Indonesia, sebetulnya telah cukup tanggap terhadap perkembangan tersebut. Pemerintah mengeluarkan Undang-Undang Merek No. 15 Tahun 2001 khususnya Pasal 56 yang memuat Geographical Indications. Dan undang-undang ini masih dilengkapi dengan Peraturan Pemerintah No 51 Tahun 2007 yang secara spesifik menjelaskan bahwa barang GI tidak hanya terbatas pada wines and spirits, tetapi juga mencakup barang kerajinan, hasil pertanian, produk olahan, dan barang lainnya. Namun, kelengkapan instrumen hukum ini masih memerlukan tindak kongkret.
Sebagai suatu positive rights, tidak bisa tidak harus dilakukan registrasi atas semua barang lokal. Tindakan ini tampaknya akan jauh lebih murah daripada hanya menyandarkan pada negative rights, seperti ketika India harus mengeluarkan biaya besar hanya untuk membatalkan kunyit yang dipatenkan AS. Makanya, langkah pemerintah untuk menyusun database kekayaan budaya wajib untuk didukung. Penyusunan database hendaknya dapat diperluas tidak hanya untuk barang budaya, tetapi juga untuk semua barang lokal.

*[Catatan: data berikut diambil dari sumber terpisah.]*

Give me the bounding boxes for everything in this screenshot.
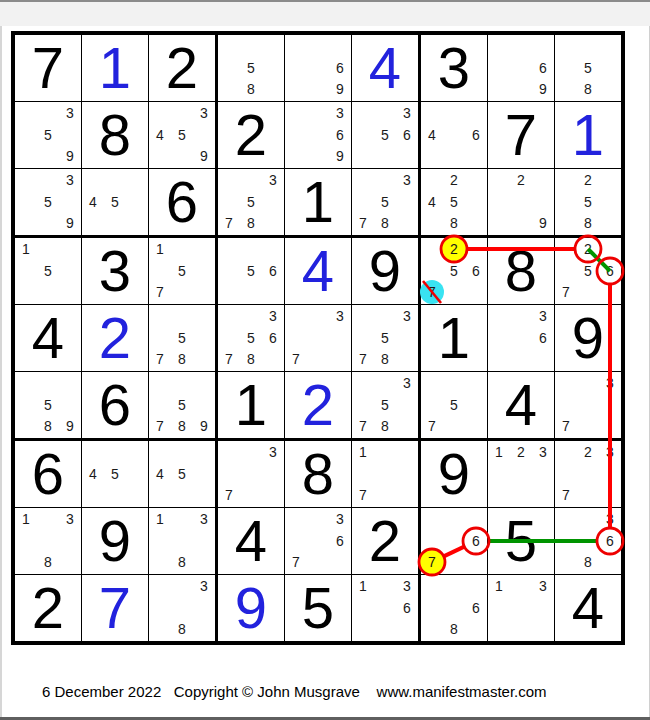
candidate-r5c6-7: 7 <box>359 352 367 366</box>
cell-r5c3[interactable]: 578 <box>149 305 218 372</box>
sudoku-app-window: { "game": "sudoku", "position": "712..43… <box>0 0 650 720</box>
digit-r4c8: 8 <box>488 238 554 304</box>
candidate-r2c6-6: 6 <box>403 128 411 142</box>
candidate-r4c9-6: 6 <box>606 264 614 278</box>
cell-r6c8[interactable]: 4 <box>488 372 555 441</box>
copyright-caption: 6 December 2022 Copyright © John Musgrav… <box>42 683 547 700</box>
candidate-r7c3-4: 4 <box>156 467 164 481</box>
digit-r1c2: 1 <box>82 35 148 101</box>
candidate-r3c4-3: 3 <box>269 173 277 187</box>
digit-r3c5: 1 <box>285 169 351 235</box>
candidate-r2c6-3: 3 <box>403 106 411 120</box>
candidate-r3c2-4: 4 <box>89 195 97 209</box>
candidate-r7c6-1: 1 <box>359 445 367 459</box>
cell-r2c3[interactable]: 3459 <box>149 102 218 169</box>
cell-r7c4[interactable]: 37 <box>218 441 285 508</box>
candidate-r5c8-6: 6 <box>539 331 547 345</box>
digit-r1c6: 4 <box>352 35 418 101</box>
candidate-r2c7-6: 6 <box>472 128 480 142</box>
cell-r8c2[interactable]: 9 <box>82 508 149 575</box>
candidate-r2c1-3: 3 <box>66 106 74 120</box>
candidate-r3c6-7: 7 <box>359 216 367 230</box>
cell-r1c2[interactable]: 1 <box>82 35 149 102</box>
candidate-r3c1-3: 3 <box>66 173 74 187</box>
cell-r9c2[interactable]: 7 <box>82 575 149 641</box>
candidate-r6c3-9: 9 <box>200 419 208 433</box>
cell-r5c4[interactable]: 35678 <box>218 305 285 372</box>
cell-r5c5[interactable]: 37 <box>285 305 352 372</box>
cell-r6c4[interactable]: 1 <box>218 372 285 441</box>
digit-r8c6: 2 <box>352 508 418 574</box>
cell-r8c1[interactable]: 138 <box>15 508 82 575</box>
cell-r3c6[interactable]: 3578 <box>352 169 421 238</box>
candidate-r3c7-8: 8 <box>450 216 458 230</box>
candidate-r2c5-9: 9 <box>336 149 344 163</box>
candidate-r5c3-5: 5 <box>178 331 186 345</box>
candidate-r5c4-5: 5 <box>247 331 255 345</box>
candidate-r1c9-8: 8 <box>584 82 592 96</box>
digit-r6c5: 2 <box>285 372 351 438</box>
digit-r6c8: 4 <box>488 372 554 438</box>
candidate-r3c6-5: 5 <box>381 195 389 209</box>
candidate-r6c3-5: 5 <box>178 398 186 412</box>
cell-r9c5[interactable]: 5 <box>285 575 352 641</box>
digit-r4c5: 4 <box>285 238 351 304</box>
cell-r9c7[interactable]: 68 <box>421 575 488 641</box>
digit-r4c6: 9 <box>352 238 418 304</box>
cell-r5c6[interactable]: 3578 <box>352 305 421 372</box>
candidate-r9c7-8: 8 <box>450 622 458 636</box>
cell-r1c5[interactable]: 69 <box>285 35 352 102</box>
candidate-r3c8-2: 2 <box>517 173 525 187</box>
candidate-r1c5-9: 9 <box>336 82 344 96</box>
cell-r7c8[interactable]: 123 <box>488 441 555 508</box>
cell-r2c5[interactable]: 369 <box>285 102 352 169</box>
candidate-r8c5-6: 6 <box>336 534 344 548</box>
cell-r3c3[interactable]: 6 <box>149 169 218 238</box>
cell-r1c7[interactable]: 3 <box>421 35 488 102</box>
candidate-r9c8-1: 1 <box>495 579 503 593</box>
window-left-edge <box>0 0 2 720</box>
cell-r3c8[interactable]: 29 <box>488 169 555 238</box>
cell-r2c4[interactable]: 2 <box>218 102 285 169</box>
candidate-r8c1-8: 8 <box>44 555 52 569</box>
digit-r9c9: 4 <box>555 575 621 641</box>
digit-r9c1: 2 <box>15 575 81 641</box>
digit-r5c7: 1 <box>421 305 487 371</box>
candidate-r7c4-3: 3 <box>269 445 277 459</box>
cell-r6c2[interactable]: 6 <box>82 372 149 441</box>
cell-r2c1[interactable]: 359 <box>15 102 82 169</box>
digit-r2c8: 7 <box>488 102 554 168</box>
digit-r1c3: 2 <box>149 35 215 101</box>
digit-r9c2: 7 <box>82 575 148 641</box>
cell-r6c6[interactable]: 3578 <box>352 372 421 441</box>
candidate-r9c3-3: 3 <box>200 579 208 593</box>
candidate-r6c7-7: 7 <box>428 419 436 433</box>
cell-r7c5[interactable]: 8 <box>285 441 352 508</box>
digit-r5c1: 4 <box>15 305 81 371</box>
candidate-r3c2-5: 5 <box>111 195 119 209</box>
candidate-r5c4-6: 6 <box>269 331 277 345</box>
cell-r2c9[interactable]: 1 <box>555 102 621 169</box>
candidate-r9c8-3: 3 <box>539 579 547 593</box>
digit-r1c7: 3 <box>421 35 487 101</box>
candidate-r6c3-8: 8 <box>178 419 186 433</box>
candidate-r7c2-4: 4 <box>89 467 97 481</box>
candidate-r3c9-8: 8 <box>584 216 592 230</box>
digit-r5c2: 2 <box>82 305 148 371</box>
cell-r8c6[interactable]: 2 <box>352 508 421 575</box>
candidate-r5c3-8: 8 <box>178 352 186 366</box>
cell-r2c7[interactable]: 46 <box>421 102 488 169</box>
cell-r6c9[interactable]: 37 <box>555 372 621 441</box>
candidate-r5c4-8: 8 <box>247 352 255 366</box>
candidate-r8c1-1: 1 <box>22 512 30 526</box>
digit-r7c1: 6 <box>15 441 81 507</box>
cell-r9c6[interactable]: 136 <box>352 575 421 641</box>
candidate-r3c9-2: 2 <box>584 173 592 187</box>
candidate-r4c1-5: 5 <box>44 264 52 278</box>
candidate-r5c4-7: 7 <box>225 352 233 366</box>
candidate-r5c5-3: 3 <box>336 309 344 323</box>
cell-r3c9[interactable]: 258 <box>555 169 621 238</box>
cell-r7c1[interactable]: 6 <box>15 441 82 508</box>
candidate-r5c6-8: 8 <box>381 352 389 366</box>
cell-r8c9[interactable]: 368 <box>555 508 621 575</box>
candidate-r7c9-7: 7 <box>562 488 570 502</box>
cell-r4c7[interactable]: 56 <box>421 238 488 305</box>
candidate-r6c6-7: 7 <box>359 419 367 433</box>
cell-r7c7[interactable]: 9 <box>421 441 488 508</box>
candidate-r4c3-1: 1 <box>156 242 164 256</box>
cell-r8c7[interactable]: 6 <box>421 508 488 575</box>
candidate-r8c5-7: 7 <box>292 555 300 569</box>
cell-r4c8[interactable]: 8 <box>488 238 555 305</box>
digit-r2c2: 8 <box>82 102 148 168</box>
candidate-r2c3-4: 4 <box>156 128 164 142</box>
candidate-r2c3-9: 9 <box>200 149 208 163</box>
candidate-r6c1-5: 5 <box>44 398 52 412</box>
cell-r3c5[interactable]: 1 <box>285 169 352 238</box>
cell-r9c8[interactable]: 13 <box>488 575 555 641</box>
candidate-r5c5-7: 7 <box>292 352 300 366</box>
candidate-r8c3-8: 8 <box>178 555 186 569</box>
candidate-r3c4-7: 7 <box>225 216 233 230</box>
cell-r6c7[interactable]: 57 <box>421 372 488 441</box>
candidate-r2c7-4: 4 <box>428 128 436 142</box>
cell-r4c4[interactable]: 56 <box>218 238 285 305</box>
cell-r8c4[interactable]: 4 <box>218 508 285 575</box>
cell-r5c9[interactable]: 9 <box>555 305 621 372</box>
candidate-r7c3-5: 5 <box>178 467 186 481</box>
cell-r6c3[interactable]: 5789 <box>149 372 218 441</box>
cell-r1c4[interactable]: 58 <box>218 35 285 102</box>
candidate-r7c2-5: 5 <box>111 467 119 481</box>
candidate-r6c3-7: 7 <box>156 419 164 433</box>
candidate-r3c7-5: 5 <box>450 195 458 209</box>
candidate-r8c9-3: 3 <box>606 512 614 526</box>
cell-r4c6[interactable]: 9 <box>352 238 421 305</box>
cell-r3c7[interactable]: 2458 <box>421 169 488 238</box>
candidate-r6c9-3: 3 <box>606 376 614 390</box>
digit-r9c4: 9 <box>218 575 284 641</box>
candidate-r3c9-5: 5 <box>584 195 592 209</box>
digit-r1c1: 7 <box>15 35 81 101</box>
digit-r2c4: 2 <box>218 102 284 168</box>
cell-r5c8[interactable]: 36 <box>488 305 555 372</box>
candidate-r7c4-7: 7 <box>225 488 233 502</box>
cell-r8c5[interactable]: 367 <box>285 508 352 575</box>
candidate-r4c3-5: 5 <box>178 264 186 278</box>
candidate-r6c9-7: 7 <box>562 419 570 433</box>
candidate-r2c3-3: 3 <box>200 106 208 120</box>
candidate-r5c4-3: 3 <box>269 309 277 323</box>
candidate-r5c8-3: 3 <box>539 309 547 323</box>
candidate-r5c6-5: 5 <box>381 331 389 345</box>
candidate-r8c9-6: 6 <box>606 534 614 548</box>
digit-r7c7: 9 <box>421 441 487 507</box>
candidate-r2c1-5: 5 <box>44 128 52 142</box>
cell-r4c2[interactable]: 3 <box>82 238 149 305</box>
cell-r4c9[interactable]: 2567 <box>555 238 621 305</box>
digit-r6c4: 1 <box>218 372 284 438</box>
candidate-r6c7-5: 5 <box>450 398 458 412</box>
candidate-r4c7-6: 6 <box>472 264 480 278</box>
cell-r1c9[interactable]: 58 <box>555 35 621 102</box>
candidate-r7c9-2: 2 <box>584 445 592 459</box>
candidate-r6c6-5: 5 <box>381 398 389 412</box>
window-toolbar-edge <box>0 0 650 26</box>
cell-r8c3[interactable]: 138 <box>149 508 218 575</box>
candidate-r3c1-5: 5 <box>44 195 52 209</box>
cell-r9c9[interactable]: 4 <box>555 575 621 641</box>
candidate-r2c3-5: 5 <box>178 128 186 142</box>
cell-r9c3[interactable]: 38 <box>149 575 218 641</box>
cell-r4c3[interactable]: 157 <box>149 238 218 305</box>
cell-r9c4[interactable]: 9 <box>218 575 285 641</box>
digit-r9c5: 5 <box>285 575 351 641</box>
candidate-r9c7-6: 6 <box>472 601 480 615</box>
digit-r2c9: 1 <box>555 102 621 168</box>
cell-r5c2[interactable]: 2 <box>82 305 149 372</box>
candidate-r3c4-8: 8 <box>247 216 255 230</box>
candidate-r1c9-5: 5 <box>584 61 592 75</box>
candidate-r3c4-5: 5 <box>247 195 255 209</box>
digit-r4c2: 3 <box>82 238 148 304</box>
candidate-r7c8-1: 1 <box>495 445 503 459</box>
cell-r7c6[interactable]: 17 <box>352 441 421 508</box>
cell-r6c5[interactable]: 2 <box>285 372 352 441</box>
candidate-r5c3-7: 7 <box>156 352 164 366</box>
candidate-r5c6-3: 3 <box>403 309 411 323</box>
candidate-r1c4-5: 5 <box>247 61 255 75</box>
candidate-r4c9-2: 2 <box>584 242 592 256</box>
candidate-r7c8-3: 3 <box>539 445 547 459</box>
digit-r6c2: 6 <box>82 372 148 438</box>
cell-r7c2[interactable]: 45 <box>82 441 149 508</box>
candidate-r4c3-7: 7 <box>156 285 164 299</box>
candidate-r4c1-1: 1 <box>22 242 30 256</box>
candidate-r8c1-3: 3 <box>66 512 74 526</box>
candidate-r6c1-9: 9 <box>66 419 74 433</box>
cell-r1c8[interactable]: 69 <box>488 35 555 102</box>
candidate-r8c9-8: 8 <box>584 555 592 569</box>
candidate-r6c6-8: 8 <box>381 419 389 433</box>
candidate-r3c6-3: 3 <box>403 173 411 187</box>
cell-r4c5[interactable]: 4 <box>285 238 352 305</box>
digit-r3c3: 6 <box>149 169 215 235</box>
cell-r5c7[interactable]: 1 <box>421 305 488 372</box>
candidate-r3c1-9: 9 <box>66 216 74 230</box>
digit-r5c9: 9 <box>555 305 621 371</box>
candidate-r3c8-9: 9 <box>539 216 547 230</box>
digit-r8c2: 9 <box>82 508 148 574</box>
candidate-r4c4-5: 5 <box>247 264 255 278</box>
candidate-r1c8-9: 9 <box>539 82 547 96</box>
candidate-r2c5-3: 3 <box>336 106 344 120</box>
cell-r2c8[interactable]: 7 <box>488 102 555 169</box>
candidate-r3c7-4: 4 <box>428 195 436 209</box>
candidate-r4c4-6: 6 <box>269 264 277 278</box>
candidate-r1c4-8: 8 <box>247 82 255 96</box>
candidate-r1c8-6: 6 <box>539 61 547 75</box>
cell-r8c8[interactable]: 5 <box>488 508 555 575</box>
sudoku-board: 7125869436958359834592369356467135945635… <box>11 31 625 645</box>
candidate-r8c3-1: 1 <box>156 512 164 526</box>
cell-r1c6[interactable]: 4 <box>352 35 421 102</box>
cell-r2c2[interactable]: 8 <box>82 102 149 169</box>
candidate-r6c6-3: 3 <box>403 376 411 390</box>
cell-r7c3[interactable]: 45 <box>149 441 218 508</box>
candidate-r4c7-5: 5 <box>450 264 458 278</box>
cell-r6c1[interactable]: 589 <box>15 372 82 441</box>
candidate-r2c6-5: 5 <box>381 128 389 142</box>
candidate-r2c5-6: 6 <box>336 128 344 142</box>
candidate-r6c1-8: 8 <box>44 419 52 433</box>
cell-r3c2[interactable]: 45 <box>82 169 149 238</box>
cell-r1c3[interactable]: 2 <box>149 35 218 102</box>
candidate-r8c7-6: 6 <box>472 534 480 548</box>
cell-r2c6[interactable]: 356 <box>352 102 421 169</box>
candidate-r3c6-8: 8 <box>381 216 389 230</box>
candidate-r7c6-7: 7 <box>359 488 367 502</box>
candidate-r7c9-3: 3 <box>606 445 614 459</box>
cell-r5c1[interactable]: 4 <box>15 305 82 372</box>
cell-r3c4[interactable]: 3578 <box>218 169 285 238</box>
candidate-r9c6-1: 1 <box>359 579 367 593</box>
candidate-r7c8-2: 2 <box>517 445 525 459</box>
digit-r8c8: 5 <box>488 508 554 574</box>
cell-r4c1[interactable]: 15 <box>15 238 82 305</box>
cell-r1c1[interactable]: 7 <box>15 35 82 102</box>
candidate-r3c7-2: 2 <box>450 173 458 187</box>
candidate-r8c5-3: 3 <box>336 512 344 526</box>
candidate-r9c6-3: 3 <box>403 579 411 593</box>
digit-r7c5: 8 <box>285 441 351 507</box>
candidate-r9c6-6: 6 <box>403 601 411 615</box>
cell-r3c1[interactable]: 359 <box>15 169 82 238</box>
candidate-r8c3-3: 3 <box>200 512 208 526</box>
candidate-r4c9-5: 5 <box>584 264 592 278</box>
candidate-r2c1-9: 9 <box>66 149 74 163</box>
digit-r8c4: 4 <box>218 508 284 574</box>
cell-r7c9[interactable]: 237 <box>555 441 621 508</box>
candidate-r4c9-7: 7 <box>562 285 570 299</box>
cell-r9c1[interactable]: 2 <box>15 575 82 641</box>
sudoku-grid: 7125869436958359834592369356467135945635… <box>15 35 621 641</box>
candidate-r1c5-6: 6 <box>336 61 344 75</box>
candidate-r9c3-8: 8 <box>178 622 186 636</box>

Memang, ini bukan pekerjaan mudah, karena harus memilah-milah kategori barang yang mempunyai kekhasan lokal. Di samping itu, harus terus dikaji secara cermat tingkat kesulitan dalam melakukan registrasi GI, terkait dengan kepemilikan dan biaya registrasi. Kepemilikan merupakan persoalan tersendiri, karena harus benar-benar mewakili masyarakat yang menghasilkan barang komunal tersebut.
Biaya registrasi bisa saja jauh lebih mahal, karena persyaratan pemetaan geografis. Mungkin hal ini bisa menjadi pertimbangan kapan sebaiknya Indonesia melakukan notifikasi atas ketentuan Multilateral Notification and Registration for Wines and Spirits.
Lebih dari itu, proses registrasi barang lokal hendaknya terus dipermudah dengan memanfaatkan semua instrumen, termasuk celah dalam menerapkan asas national treatment. Kalau perlu ada suatu program nasional - seperti halnya pemutihan sertifikat tanah - untuk melakukan registrasi atas semua barang lokal. Berkaitan dengan kegiatan ini, tidak hanya Ditjen HKI yang direpotkan, tetapi juga menuntut peran serta semua pemangku kepentingan, baik di pusat maupun daerah.
Memang masih sulit diharapkan inisiatif datang dari para pemilik barang lokal. Oleh karena itu, perlu langkah proaktif untuk mengedukasi mereka. Dan langkah ini harus terus diupayakan kalau kita tidak ingin soal perlindungan barang lokal semakin sulit ditangani.
* D Supratikto, bekerja di Departemen Luar Negeri. Tulisan ini merupakan pendapat pribadi.